I don’t think soulmates are always romantic. Well, I know they’re not, because I’m fairly certain Gray is my soulmate. He mentioned it once, a few weeks ago, as a joke, but the thought stuck with me. I mulled it over for a sleepless night before I wrote down on a sign that I thought we were soulmates and I taped it in my window. A text wouldn’t suffice.

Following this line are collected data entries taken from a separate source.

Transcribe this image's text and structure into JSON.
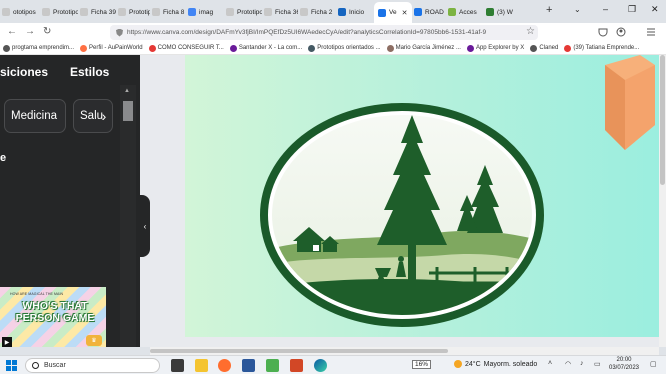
{
  "tabs": [
    {
      "label": "ototipos",
      "color": "#c8c8c8"
    },
    {
      "label": "Prototipo",
      "color": "#c8c8c8"
    },
    {
      "label": "Ficha 39",
      "color": "#c8c8c8"
    },
    {
      "label": "Prototipo",
      "color": "#c8c8c8"
    },
    {
      "label": "Ficha 8",
      "color": "#c8c8c8"
    },
    {
      "label": "imag",
      "color": "#4285f4"
    },
    {
      "label": "Prototipo",
      "color": "#c8c8c8"
    },
    {
      "label": "Ficha 36",
      "color": "#c8c8c8"
    },
    {
      "label": "Ficha 2",
      "color": "#c8c8c8"
    },
    {
      "label": "Inicio",
      "color": "#1565c0"
    },
    {
      "label": "Ve",
      "color": "#1a73e8",
      "active": true
    },
    {
      "label": "ROAD",
      "color": "#1a73e8"
    },
    {
      "label": "Acces",
      "color": "#7cb342"
    },
    {
      "label": "(3) W",
      "color": "#2e7d32"
    }
  ],
  "url": "https://www.canva.com/design/DAFmYv3fjBI/ImPQEfDz5UI6WAedecCyA/edit?analyticsCorrelationId=97805bb6-1531-41af-9",
  "bookmarks": [
    {
      "label": "progtama emprendim...",
      "color": "#555"
    },
    {
      "label": "Perfil - AuPainWorld",
      "color": "#ff7043"
    },
    {
      "label": "COMO CONSEGUIR T...",
      "color": "#e53935"
    },
    {
      "label": "Santander X - La com...",
      "color": "#6a1b9a"
    },
    {
      "label": "Prototipos orientados ...",
      "color": "#455a64"
    },
    {
      "label": "Mario García Jiménez ...",
      "color": "#8d6e63"
    },
    {
      "label": "App Explorer by X",
      "color": "#6a1b9a"
    },
    {
      "label": "Claned",
      "color": "#555"
    },
    {
      "label": "(39) Tatiana Emprende...",
      "color": "#e53935"
    }
  ],
  "sidebar": {
    "tab_left": "siciones",
    "tab_right": "Estilos",
    "chip1": "Medicina",
    "chip2": "Salu",
    "section_bullet": "e",
    "template": {
      "small_text": "HOW ARE MAGICAL THE MAIN",
      "title": "WHO'S THAT PERSON GAME"
    }
  },
  "taskbar": {
    "search_placeholder": "Buscar",
    "zoom_badge": "16%",
    "temperature": "24°C",
    "weather_text": "Mayorm. soleado",
    "time": "20:00",
    "date": "03/07/2023"
  }
}
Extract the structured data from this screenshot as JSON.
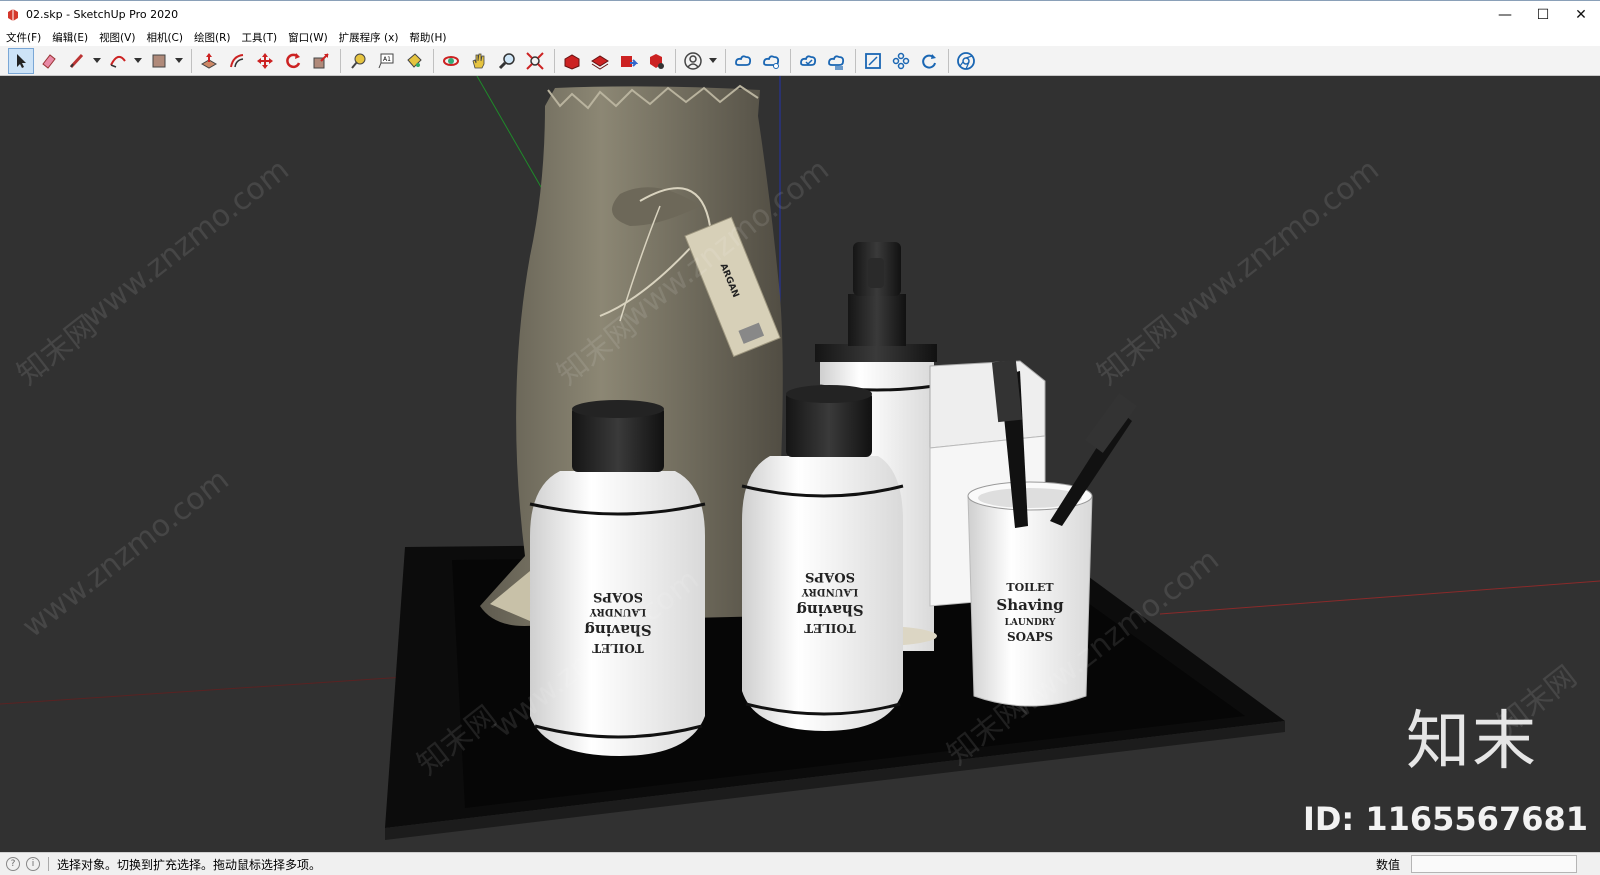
{
  "window": {
    "title": "02.skp - SketchUp Pro 2020",
    "controls": {
      "minimize": "—",
      "maximize": "☐",
      "close": "✕"
    }
  },
  "menu": [
    "文件(F)",
    "编辑(E)",
    "视图(V)",
    "相机(C)",
    "绘图(R)",
    "工具(T)",
    "窗口(W)",
    "扩展程序 (x)",
    "帮助(H)"
  ],
  "toolbar": {
    "icons": [
      "select-icon",
      "eraser-icon",
      "line-icon",
      "arc-icon",
      "rectangle-icon",
      "push-pull-icon",
      "offset-icon",
      "move-icon",
      "rotate-icon",
      "scale-icon",
      "tape-measure-icon",
      "text-icon",
      "paint-bucket-icon",
      "orbit-icon",
      "pan-icon",
      "zoom-icon",
      "zoom-extents-icon",
      "warehouse-icon",
      "extension-warehouse-icon",
      "send-to-layout-icon",
      "extension-manager-icon",
      "account-icon",
      "trimble-connect-icon",
      "cloud-upload-icon",
      "cloud-sync-icon",
      "cloud-share-icon",
      "layout-icon",
      "components-icon",
      "refresh-icon",
      "chrome-icon"
    ]
  },
  "scene": {
    "bag_tag_text": "ARGAN",
    "bottle_label_lines": [
      "TOILET",
      "Shaving",
      "LAUNDRY",
      "SOAPS"
    ]
  },
  "watermarks": {
    "site": "www.znzmo.com",
    "cn": "知末网"
  },
  "branding": {
    "logo": "知末",
    "id_text": "ID: 1165567681"
  },
  "statusbar": {
    "hint": "选择对象。切换到扩充选择。拖动鼠标选择多项。",
    "measurements_label": "数值",
    "measurements_value": ""
  }
}
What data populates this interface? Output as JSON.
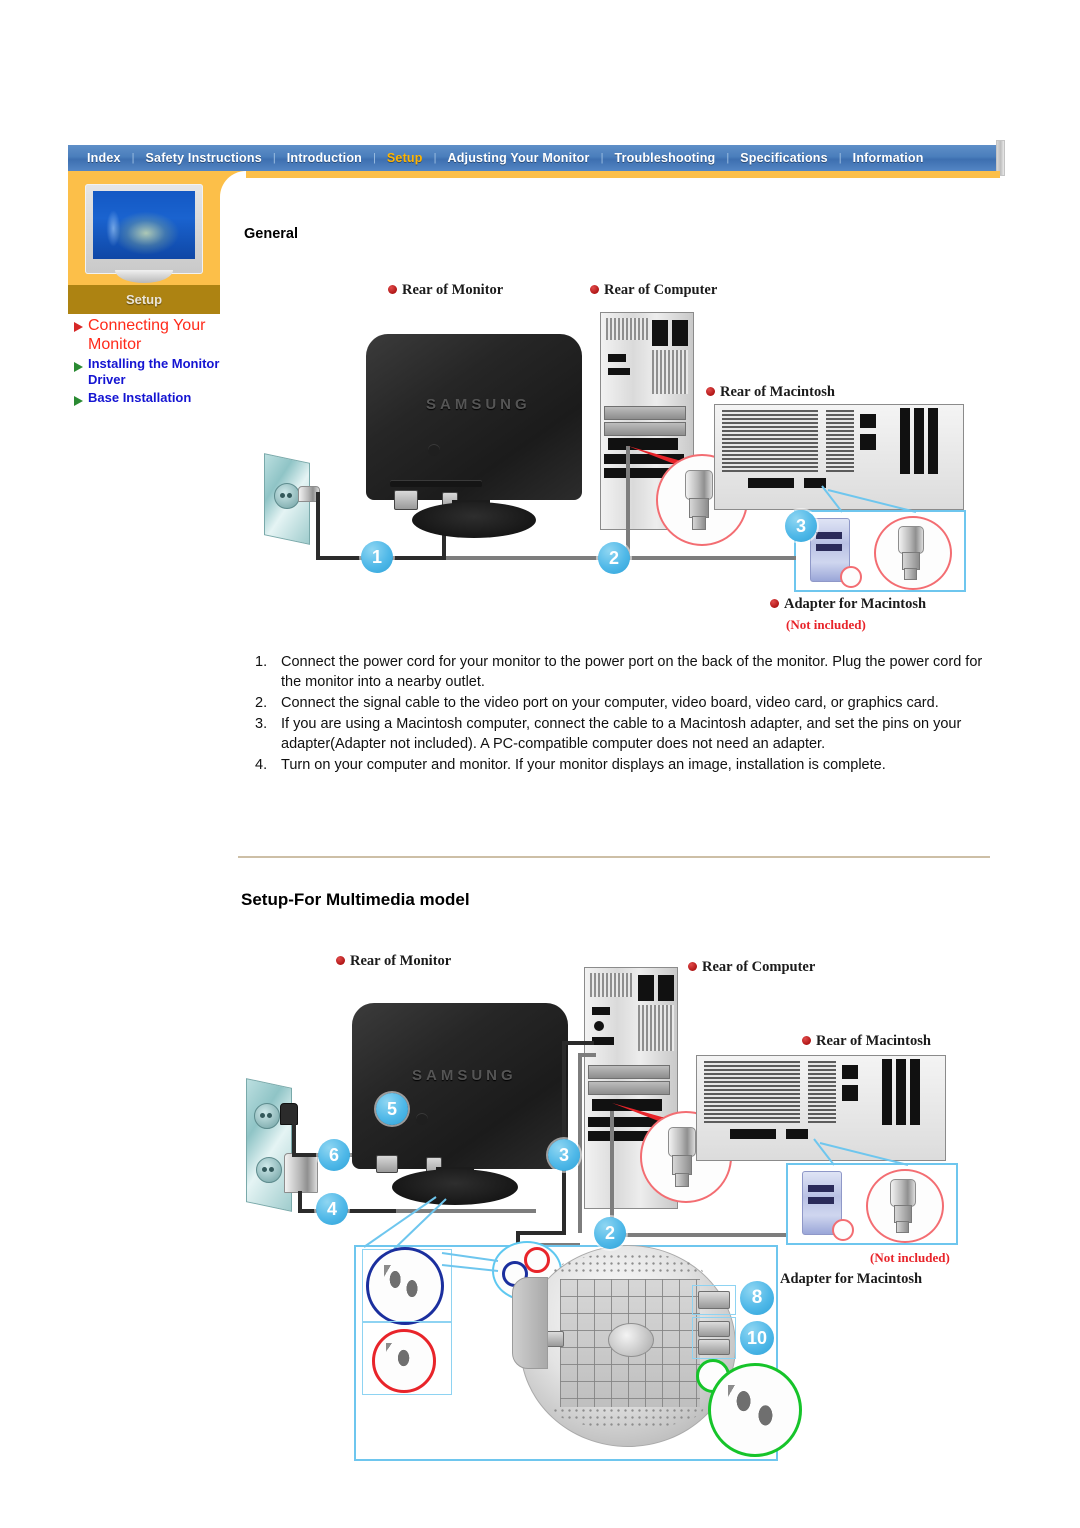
{
  "nav": {
    "items": [
      {
        "label": "Index",
        "active": false
      },
      {
        "label": "Safety Instructions",
        "active": false
      },
      {
        "label": "Introduction",
        "active": false
      },
      {
        "label": "Setup",
        "active": true
      },
      {
        "label": "Adjusting Your Monitor",
        "active": false
      },
      {
        "label": "Troubleshooting",
        "active": false
      },
      {
        "label": "Specifications",
        "active": false
      },
      {
        "label": "Information",
        "active": false
      }
    ],
    "separator": "|"
  },
  "sidebar": {
    "section_label": "Setup",
    "links": [
      {
        "label": "Connecting Your Monitor",
        "current": true
      },
      {
        "label": "Installing the Monitor Driver",
        "current": false
      },
      {
        "label": "Base Installation",
        "current": false
      }
    ]
  },
  "main": {
    "heading": "General",
    "subheading": "Setup-For Multimedia model",
    "steps": [
      {
        "num": "1.",
        "text": "Connect the power cord for your monitor to the power port on the back of the monitor. Plug the power cord for the monitor into a nearby outlet."
      },
      {
        "num": "2.",
        "text": "Connect the signal cable to the video port on your computer, video board, video card, or graphics card."
      },
      {
        "num": "3.",
        "text": "If you are using a Macintosh computer, connect the cable to a Macintosh adapter, and set the pins on your adapter(Adapter not included). A PC-compatible computer does not need an adapter."
      },
      {
        "num": "4.",
        "text": "Turn on your computer and monitor. If your monitor displays an image, installation is complete."
      }
    ]
  },
  "diagram_general": {
    "labels": {
      "rear_of_monitor": "Rear of Monitor",
      "rear_of_computer": "Rear of Computer",
      "rear_of_macintosh": "Rear of  Macintosh",
      "adapter_for_macintosh": "Adapter for Macintosh",
      "not_included": "(Not included)"
    },
    "monitor_brand": "SAMSUNG",
    "badges": [
      "1",
      "2",
      "3"
    ]
  },
  "diagram_multimedia": {
    "labels": {
      "rear_of_monitor": "Rear of Monitor",
      "rear_of_computer": "Rear of Computer",
      "rear_of_macintosh": "Rear of  Macintosh",
      "adapter_for_macintosh": "Adapter for Macintosh",
      "not_included": "(Not included)"
    },
    "monitor_brand": "SAMSUNG",
    "badges": [
      "5",
      "6",
      "4",
      "3",
      "2",
      "8",
      "10"
    ]
  },
  "colors": {
    "nav_blue": "#4a7ebc",
    "nav_active": "#ffb400",
    "sidebar_orange": "#fcbf49",
    "sidebar_label_bg": "#ad8312",
    "link_blue": "#1414d2",
    "link_red": "#ff2a1a",
    "badge_blue": "#4fb8e8",
    "label_red": "#e8242a",
    "divider": "#cdbfa6"
  }
}
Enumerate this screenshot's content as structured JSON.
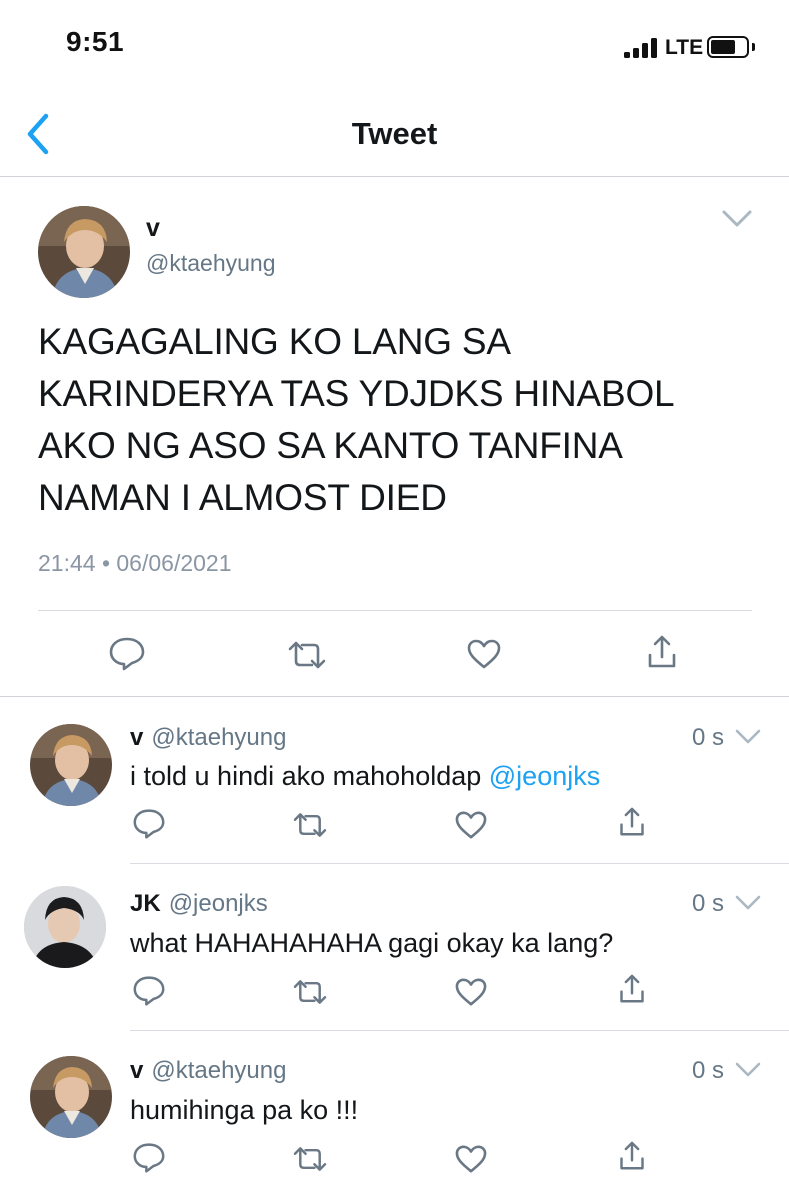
{
  "status_bar": {
    "time": "9:51",
    "network": "LTE",
    "signal_bars": 4,
    "battery_level": 0.6
  },
  "nav": {
    "title": "Tweet",
    "back_icon": "chevron-left-icon",
    "accent": "#1da1f2"
  },
  "main_tweet": {
    "name": "v",
    "handle": "@ktaehyung",
    "text": "KAGAGALING KO LANG SA KARINDERYA TAS YDJDKS HINABOL AKO NG ASO SA KANTO TANFINA NAMAN I ALMOST DIED",
    "timestamp": "21:44 • 06/06/2021",
    "actions": [
      "reply-icon",
      "retweet-icon",
      "like-icon",
      "share-icon"
    ]
  },
  "replies": [
    {
      "name": "v",
      "handle": "@ktaehyung",
      "time": "0 s",
      "text": "i told u hindi ako mahoholdap ",
      "mention": "@jeonjks"
    },
    {
      "name": "JK",
      "handle": "@jeonjks",
      "time": "0 s",
      "text": "what HAHAHAHAHA gagi okay ka lang?"
    },
    {
      "name": "v",
      "handle": "@ktaehyung",
      "time": "0 s",
      "text": "humihinga pa ko !!!"
    }
  ],
  "colors": {
    "text": "#14171a",
    "secondary": "#657786",
    "icon": "#6a7886",
    "link": "#1da1f2",
    "divider": "#d9dde1"
  }
}
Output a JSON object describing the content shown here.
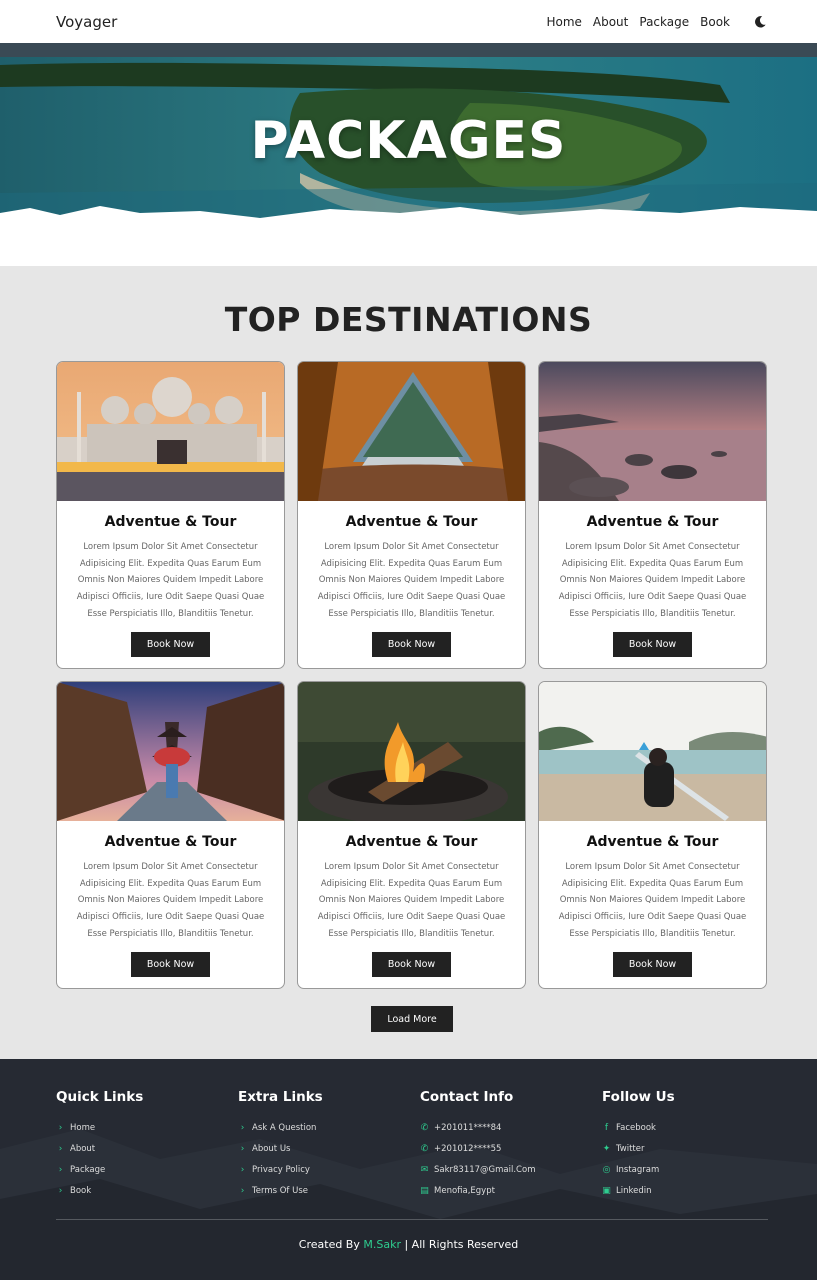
{
  "nav": {
    "brand": "Voyager",
    "links": [
      "Home",
      "About",
      "Package",
      "Book"
    ],
    "theme_icon": "moon-icon"
  },
  "hero": {
    "title": "PACKAGES"
  },
  "destinations": {
    "title": "TOP DESTINATIONS",
    "cards": [
      {
        "title": "Adventue & Tour",
        "text": "Lorem Ipsum Dolor Sit Amet Consectetur Adipisicing Elit. Expedita Quas Earum Eum Omnis Non Maiores Quidem Impedit Labore Adipisci Officiis, Iure Odit Saepe Quasi Quae Esse Perspiciatis Illo, Blanditiis Tenetur.",
        "button": "Book Now",
        "image": "mosque"
      },
      {
        "title": "Adventue & Tour",
        "text": "Lorem Ipsum Dolor Sit Amet Consectetur Adipisicing Elit. Expedita Quas Earum Eum Omnis Non Maiores Quidem Impedit Labore Adipisci Officiis, Iure Odit Saepe Quasi Quae Esse Perspiciatis Illo, Blanditiis Tenetur.",
        "button": "Book Now",
        "image": "tent"
      },
      {
        "title": "Adventue & Tour",
        "text": "Lorem Ipsum Dolor Sit Amet Consectetur Adipisicing Elit. Expedita Quas Earum Eum Omnis Non Maiores Quidem Impedit Labore Adipisci Officiis, Iure Odit Saepe Quasi Quae Esse Perspiciatis Illo, Blanditiis Tenetur.",
        "button": "Book Now",
        "image": "rocky-beach"
      },
      {
        "title": "Adventue & Tour",
        "text": "Lorem Ipsum Dolor Sit Amet Consectetur Adipisicing Elit. Expedita Quas Earum Eum Omnis Non Maiores Quidem Impedit Labore Adipisci Officiis, Iure Odit Saepe Quasi Quae Esse Perspiciatis Illo, Blanditiis Tenetur.",
        "button": "Book Now",
        "image": "kyoto-street"
      },
      {
        "title": "Adventue & Tour",
        "text": "Lorem Ipsum Dolor Sit Amet Consectetur Adipisicing Elit. Expedita Quas Earum Eum Omnis Non Maiores Quidem Impedit Labore Adipisci Officiis, Iure Odit Saepe Quasi Quae Esse Perspiciatis Illo, Blanditiis Tenetur.",
        "button": "Book Now",
        "image": "campfire"
      },
      {
        "title": "Adventue & Tour",
        "text": "Lorem Ipsum Dolor Sit Amet Consectetur Adipisicing Elit. Expedita Quas Earum Eum Omnis Non Maiores Quidem Impedit Labore Adipisci Officiis, Iure Odit Saepe Quasi Quae Esse Perspiciatis Illo, Blanditiis Tenetur.",
        "button": "Book Now",
        "image": "surfer"
      }
    ],
    "load_more": "Load More"
  },
  "footer": {
    "quick_links": {
      "title": "Quick Links",
      "items": [
        "Home",
        "About",
        "Package",
        "Book"
      ]
    },
    "extra_links": {
      "title": "Extra Links",
      "items": [
        "Ask A Question",
        "About Us",
        "Privacy Policy",
        "Terms Of Use"
      ]
    },
    "contact": {
      "title": "Contact Info",
      "items": [
        "+201011****84",
        "+201012****55",
        "Sakr83117@Gmail.Com",
        "Menofia,Egypt"
      ]
    },
    "follow": {
      "title": "Follow Us",
      "items": [
        "Facebook",
        "Twitter",
        "Instagram",
        "Linkedin"
      ]
    },
    "credit_prefix": "Created By",
    "credit_name": "M.Sakr",
    "credit_suffix": "| All Rights Reserved",
    "accent_color": "#2ecc8f"
  }
}
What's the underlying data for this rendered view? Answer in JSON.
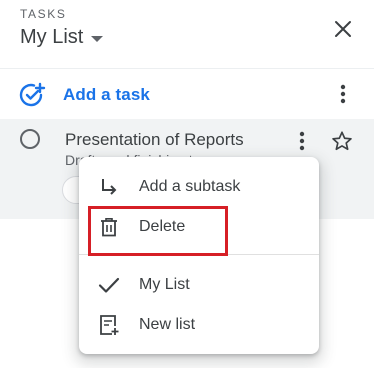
{
  "header": {
    "eyebrow": "TASKS",
    "list_name": "My List"
  },
  "toolbar": {
    "add_task_label": "Add a task"
  },
  "task": {
    "title": "Presentation of Reports",
    "details_visible": "Drafts and finishing t"
  },
  "context_menu": {
    "items": [
      {
        "label": "Add a subtask",
        "icon": "subtask-arrow-icon"
      },
      {
        "label": "Delete",
        "icon": "trash-icon"
      },
      {
        "label": "My List",
        "icon": "check-icon"
      },
      {
        "label": "New list",
        "icon": "new-list-icon"
      }
    ]
  },
  "colors": {
    "accent": "#1a73e8",
    "highlight": "#d61f26",
    "task_background": "#f1f3f4"
  }
}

The next morning, he came over with a couple of those incredible milkshakes and two breakfast sandwiches from the diner and a box of donuts from the store. He knew my favourite everything, from the extra slice of cheese in the sandwich to the donut fillings. Before I could ask what it was for, he told me it was soul food. 19

Kris lives right in the center of the city. He’s got it made. When he jokes about college life, I know he’s doing it for my sake: he’s a genius, and I know he must have worked hard. He aced his computer science degree and he took a few business courses at community college. He started his own company a few years ago and though he keeps his salary to himself, I know it’s high.

He’s not joking when he says he’s living the millennial dream. He owns his own top-floor apartment in the warehouse district with views of downtown from his bedroom and Lake Erie from his living room, and he’s earned it. He works hard and every time he tries to help Mom out when it comes to money, she throws that back at him. She refuses to take what he’s earned.

“You ok?” I ask Mom when I pull up in the space Kris reserved for us. Sometimes the rest of the day will be a write-off after she has an episode but aside from a twenty-minute nap halfway between here and home, she’s been ok.

“I’m ok,” she says, and she takes my hand when I lock the car and we head to the elevator that will carry us all the way to the top floor. I key in the code Kris gave us and neither of us says a word as it carries us higher and higher. When we reach the twentieth floor, the doors peel open and I know the door at the end of the hallway is his.

Mom knocks. We wait. I’m not sure why I feel nervous. Kris is one of my favourite people in the world. But this is his territory. I’m used to the Kris I know from Queens or the Kris who visits Five Oaks; I don’t know the bigshot Kris who lives in the city.

A few seconds pass before the door flings open and he throws his arms around both of us as though it’s been years since we saw each other. It has been weeks, which feels almost as long. He pulls me into a tight embrace and I’m comforted by his familiar scent; when he hugs Mom, she bursts into tears.

“Hey,” he says, his voice soft when he pulls us into his apartment. I see a lot of Mom in him. They have the same eyes, the same honeyed hair, the same smile. “How’re you holding up?” The question is directed at me, not her. He can see how well she’s doing. 3

“I’m ok.” I smile. Kris does too. He squeezes my hand and pulls Mom into a hug again, soothing her as though he’s the older sibling.

I hug my elbows to myself. I can’t shake the guilt I feel for not reacting like Mom. As hard as I’ve worked to not be so destroyed by grief, now I feel bad that I’m not more devastated. But life is good right now. I’m happy. I don’t want to derail that. I just wish I didn’t feel so awful for not feeling awful.